By: Scott Rall, Worthington Daily Globe
WORTHINGTON — As I have been driving around the upper Midwest over the past few weeks I have concluded there are just a lot more wild turkeys than there used to be.
It seems that just about everywhere I go I see turkeys. When I traveled to the National Pheasant Fest in Madison, Wis. a few weeks back, I saw more than 100 birds over the course of three hours. These birds have been around for centuries, but as a result of the efforts of many state natural resource departments they have dramatically expanded their range and numbers. The resurgence of wild turkeys in Minnesota is one of the greatest success stories of game management.
The Rock River near Luverne almost always has a few birds on nature’s viewing stage. As these bird populations have increased, so have the hunting opportunities. Wild turkeys were very rare in Minnesota at the turn of the century. With a great amount of trial and error their numbers now exceed more than 30,000.

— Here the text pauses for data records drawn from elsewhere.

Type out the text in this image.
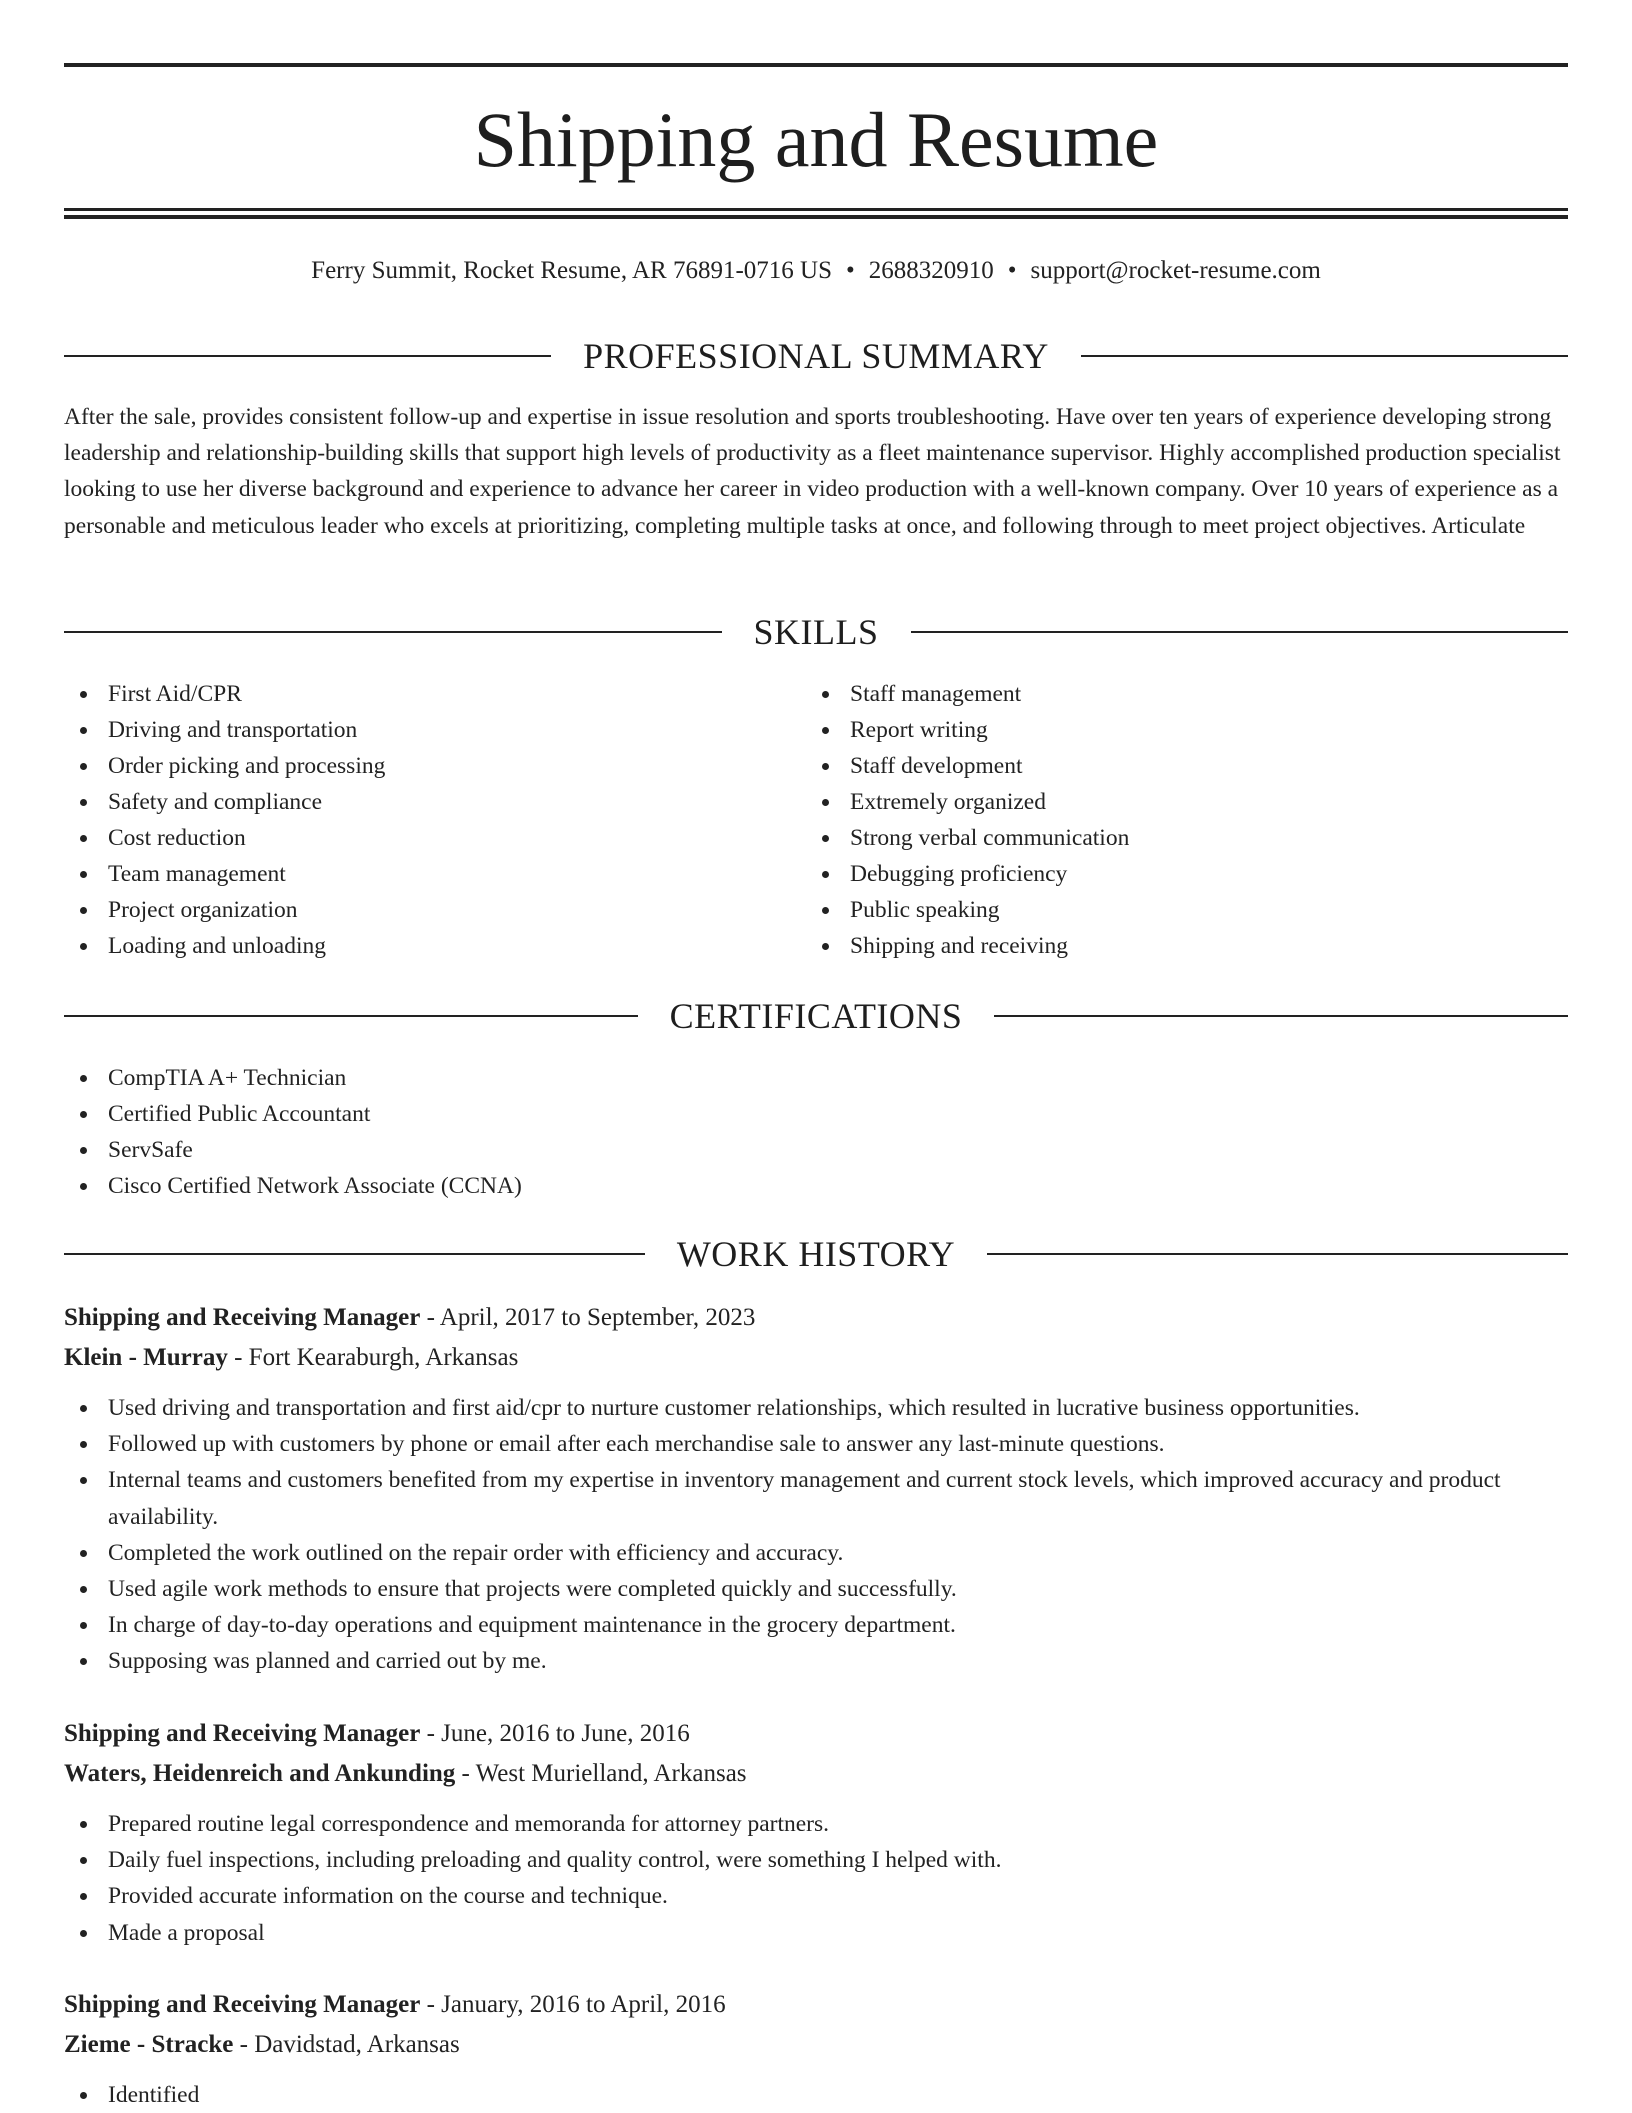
Shipping and Resume
Ferry Summit, Rocket Resume, AR 76891-0716 US • 2688320910 • support@rocket-resume.com
PROFESSIONAL SUMMARY

After the sale, provides consistent follow-up and expertise in issue resolution and sports troubleshooting. Have over ten years of experience developing strong leadership and relationship-building skills that support high levels of productivity as a fleet maintenance supervisor. Highly accomplished production specialist looking to use her diverse background and experience to advance her career in video production with a well-known company. Over 10 years of experience as a personable and meticulous leader who excels at prioritizing, completing multiple tasks at once, and following through to meet project objectives. Articulate

SKILLS
First Aid/CPR
Driving and transportation
Order picking and processing
Safety and compliance
Cost reduction
Team management
Project organization
Loading and unloading
Staff management
Report writing
Staff development
Extremely organized
Strong verbal communication
Debugging proficiency
Public speaking
Shipping and receiving
CERTIFICATIONS
CompTIA A+ Technician
Certified Public Accountant
ServSafe
Cisco Certified Network Associate (CCNA)
WORK HISTORY
Shipping and Receiving Manager - April, 2017 to September, 2023
Klein - Murray - Fort Kearaburgh, Arkansas
Used driving and transportation and first aid/cpr to nurture customer relationships, which resulted in lucrative business opportunities.
Followed up with customers by phone or email after each merchandise sale to answer any last-minute questions.
Internal teams and customers benefited from my expertise in inventory management and current stock levels, which improved accuracy and product availability.
Completed the work outlined on the repair order with efficiency and accuracy.
Used agile work methods to ensure that projects were completed quickly and successfully.
In charge of day-to-day operations and equipment maintenance in the grocery department.
Supposing was planned and carried out by me.
Shipping and Receiving Manager - June, 2016 to June, 2016
Waters, Heidenreich and Ankunding - West Murielland, Arkansas
Prepared routine legal correspondence and memoranda for attorney partners.
Daily fuel inspections, including preloading and quality control, were something I helped with.
Provided accurate information on the course and technique.
Made a proposal
Shipping and Receiving Manager - January, 2016 to April, 2016
Zieme - Stracke - Davidstad, Arkansas
Identified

Hunting groups in coordination with resource agencies tried raising them on game farms and then releasing them into the wild. All this did was feed the smart predators who found these young and dumb birds easy pickings.
It was only after trapping adult wild birds from other areas and releasing them into new habitats that wild turkeys were successfully re-established across much of the state.

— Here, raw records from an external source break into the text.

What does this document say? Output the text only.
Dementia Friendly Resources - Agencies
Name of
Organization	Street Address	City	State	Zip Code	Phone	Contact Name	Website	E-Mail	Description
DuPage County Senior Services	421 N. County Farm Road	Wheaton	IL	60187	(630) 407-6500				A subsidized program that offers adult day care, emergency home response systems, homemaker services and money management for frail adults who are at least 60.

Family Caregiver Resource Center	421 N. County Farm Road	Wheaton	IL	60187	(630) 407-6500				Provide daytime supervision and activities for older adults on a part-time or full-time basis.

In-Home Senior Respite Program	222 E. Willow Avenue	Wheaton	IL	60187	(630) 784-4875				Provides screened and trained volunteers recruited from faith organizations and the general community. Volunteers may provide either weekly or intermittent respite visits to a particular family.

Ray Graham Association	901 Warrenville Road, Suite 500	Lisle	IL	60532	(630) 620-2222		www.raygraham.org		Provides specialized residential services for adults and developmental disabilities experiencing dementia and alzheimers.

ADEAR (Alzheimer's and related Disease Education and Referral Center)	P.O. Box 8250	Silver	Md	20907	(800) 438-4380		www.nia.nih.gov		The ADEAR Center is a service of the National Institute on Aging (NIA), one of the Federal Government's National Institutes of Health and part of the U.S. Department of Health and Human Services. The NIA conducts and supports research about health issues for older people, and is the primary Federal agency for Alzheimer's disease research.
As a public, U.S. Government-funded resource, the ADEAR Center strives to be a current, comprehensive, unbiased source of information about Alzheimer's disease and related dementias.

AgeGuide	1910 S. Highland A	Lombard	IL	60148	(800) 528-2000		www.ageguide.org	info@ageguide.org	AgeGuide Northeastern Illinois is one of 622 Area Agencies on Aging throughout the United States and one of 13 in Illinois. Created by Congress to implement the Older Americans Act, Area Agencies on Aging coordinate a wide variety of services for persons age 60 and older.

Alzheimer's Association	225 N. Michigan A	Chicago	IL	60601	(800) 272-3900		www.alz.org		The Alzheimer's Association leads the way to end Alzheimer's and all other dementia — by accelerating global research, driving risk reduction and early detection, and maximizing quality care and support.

There are many distinct species of turkeys, and they can be pursued in many states. Turkeys weigh from 10-25 pounds, are about three feet long and have a wingspan of four feet. They mate in April and May and the hen lays approximately 10-12 eggs. The young are called polts and can fly in about three weeks. They stay with mom about four months.
They have a few natural predators. Foxes, coyotes and great horned owls can and do make turkey part of their diet. Human hunters are the ultimate turkey predator.

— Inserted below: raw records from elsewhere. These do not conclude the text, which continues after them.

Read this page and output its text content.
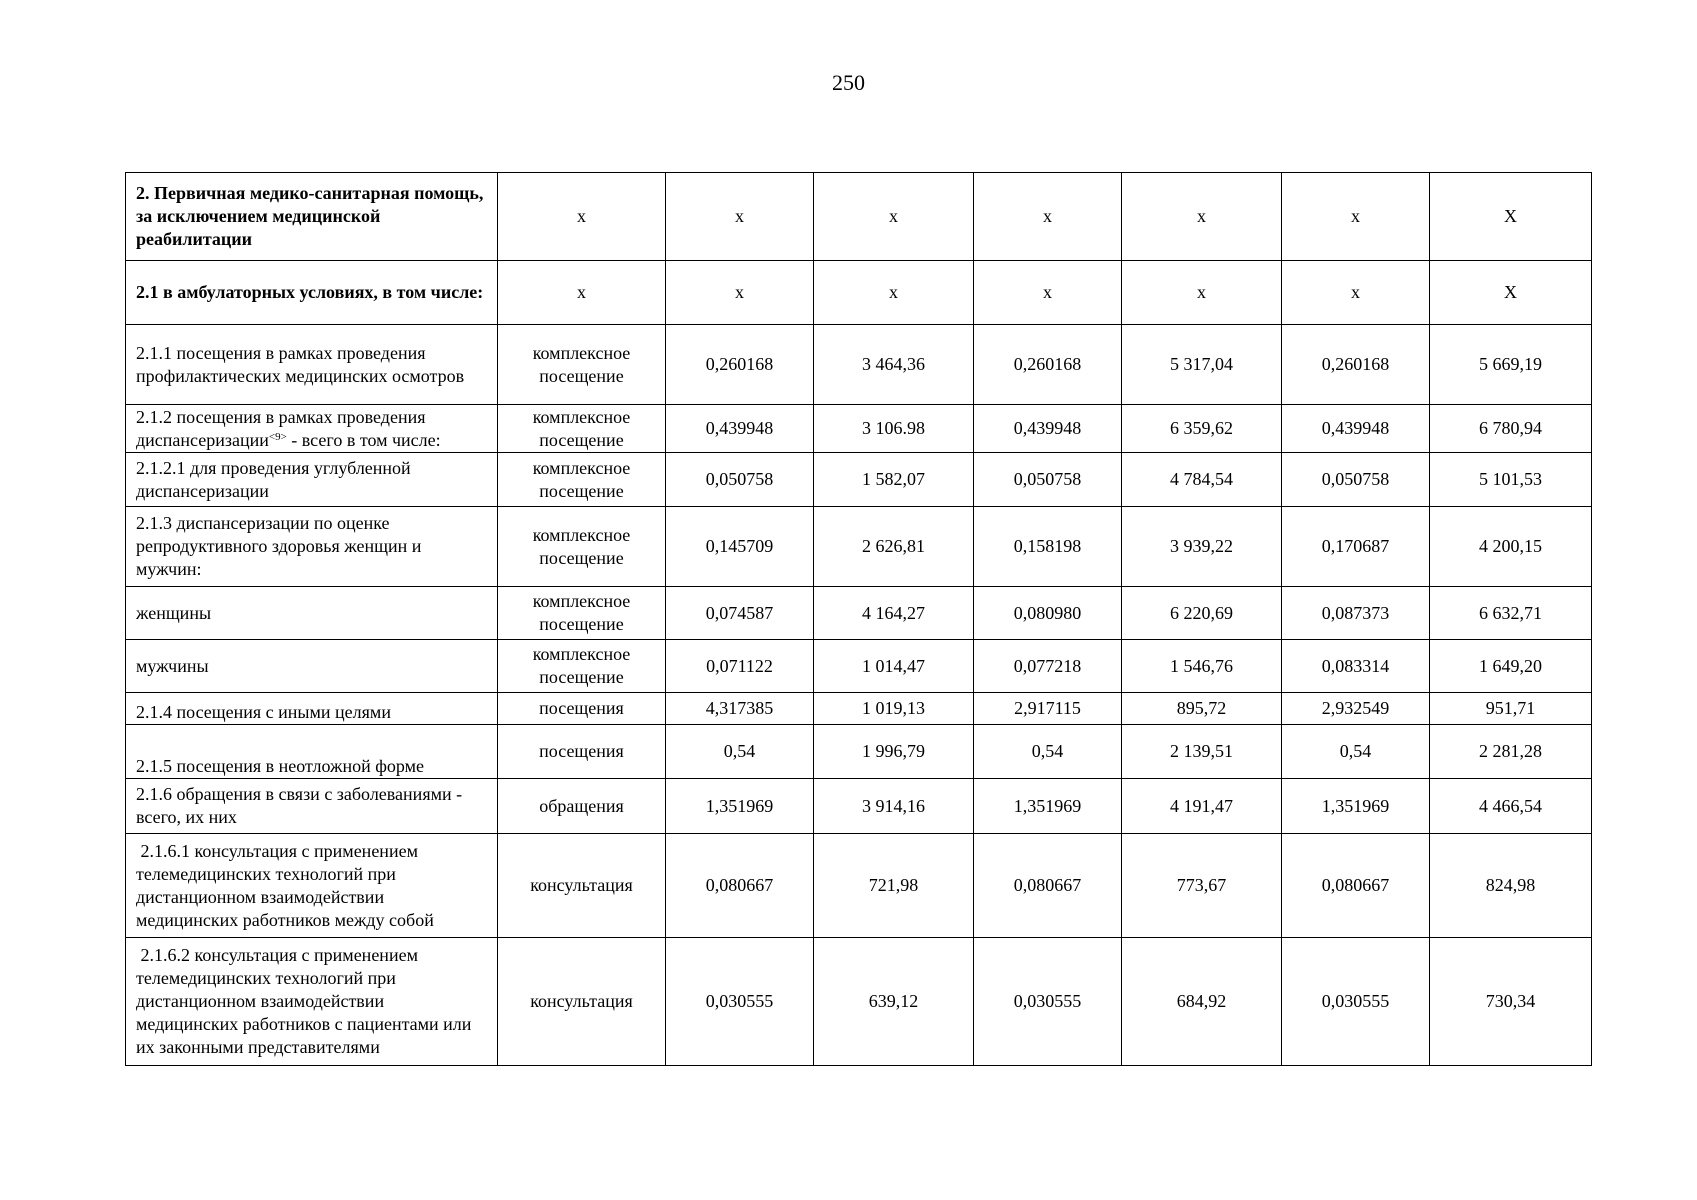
250
2. Первичная медико-санитарная помощь, за исключением медицинской реабилитации	х	х	х	х	х	х	Х
2.1 в амбулаторных условиях, в том числе:	х	х	х	х	х	х	Х
2.1.1 посещения в рамках проведения профилактических медицинских осмотров	комплексное посещение	0,260168	3 464,36	0,260168	5 317,04	0,260168	5 669,19
2.1.2 посещения в рамках проведения диспансеризации$^{<9>}$ - всего в том числе:	комплексное посещение	0,439948	3 106.98	0,439948	6 359,62	0,439948	6 780,94
2.1.2.1 для проведения углубленной диспансеризации	комплексное посещение	0,050758	1 582,07	0,050758	4 784,54	0,050758	5 101,53
2.1.3 диспансеризации по оценке репродуктивного здоровья женщин и мужчин:	комплексное посещение	0,145709	2 626,81	0,158198	3 939,22	0,170687	4 200,15
женщины	комплексное посещение	0,074587	4 164,27	0,080980	6 220,69	0,087373	6 632,71
мужчины	комплексное посещение	0,071122	1 014,47	0,077218	1 546,76	0,083314	1 649,20
2.1.4 посещения с иными целями	посещения	4,317385	1 019,13	2,917115	895,72	2,932549	951,71
2.1.5 посещения в неотложной форме	посещения	0,54	1 996,79	0,54	2 139,51	0,54	2 281,28
2.1.6 обращения в связи с заболеваниями - всего, их них	обращения	1,351969	3 914,16	1,351969	4 191,47	1,351969	4 466,54
2.1.6.1 консультация с применением телемедицинских технологий при дистанционном взаимодействии медицинских работников между собой	консультация	0,080667	721,98	0,080667	773,67	0,080667	824,98
2.1.6.2 консультация с применением телемедицинских технологий при дистанционном взаимодействии медицинских работников с пациентами или их законными представителями	консультация	0,030555	639,12	0,030555	684,92	0,030555	730,34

Young male turkeys are called jakes. Adult males are called toms. You can only hunt jakes or toms, and most hunters will only shoot an adult tom.
Turkeys group in flocks of six to 40 birds and roost in trees at night. They eat just about anything, including ferns, grains acorns, frogs and even snakes.
Areas that offer larger expanses of oak and similar trees seem to provide the best habitat for turkeys. Minnesota offers spring and fall hunting opportunities and licenses are closely managed to allow for the continued expansion of these very smart birds.
Hunters need to apply for a specific area well ahead of time and are drawn by lottery if the amount of applications exceeds the number of permits for a given area.
I have never hunted turkeys, and decided late in the game to give it a try this spring. I missed the deadline to apply for the lottery, and had to wait to see if there were and leftover tags in the area of the state that I had permission to hunt.
As it turned out there were 36 tags left over and they went on sale on Monday, March 16th at 5 p.m. I was sure to be standing at an ELS (Electronic Licensing System) terminal at the designated time. That is where my luck went south.
The employee that was helping me had never sold a bonus tag, as they are called, and when we put in the license information, I had to include the unit area and a letter to designate the particular season dates. Well I can tell you that if you enter F462 that is not at all the same as 462F. By the time it was figured out it was 5:20 p.m. and guess what?
All 36 leftover tags were gone.
Turkey hunters can be some of most focused hunters I know. They hunt different species in different states both spring and fall. You can hunt turkeys with either a rifle or shotgun depending on which state you’re in, or if you happen to be hunting on an Indian Reservation.
Most hunters hunt with a shotgun and success rates are really pretty good. I will just have to try again next year, and do so in a timely manner. Until then, I will just have to stick with my reliable standby, Hy-Vee for the turkey meals on my table until then.
Turkey season starts on April 15th and runs through mid-May. Good luck to those lucky enough to draw a tag.
One last piece of turkey trivia. In 1782, the turkey lost by one vote to the bald eagle to becoming the United States’ national bird. Who would have imagined that? Just what do you think they were thinking?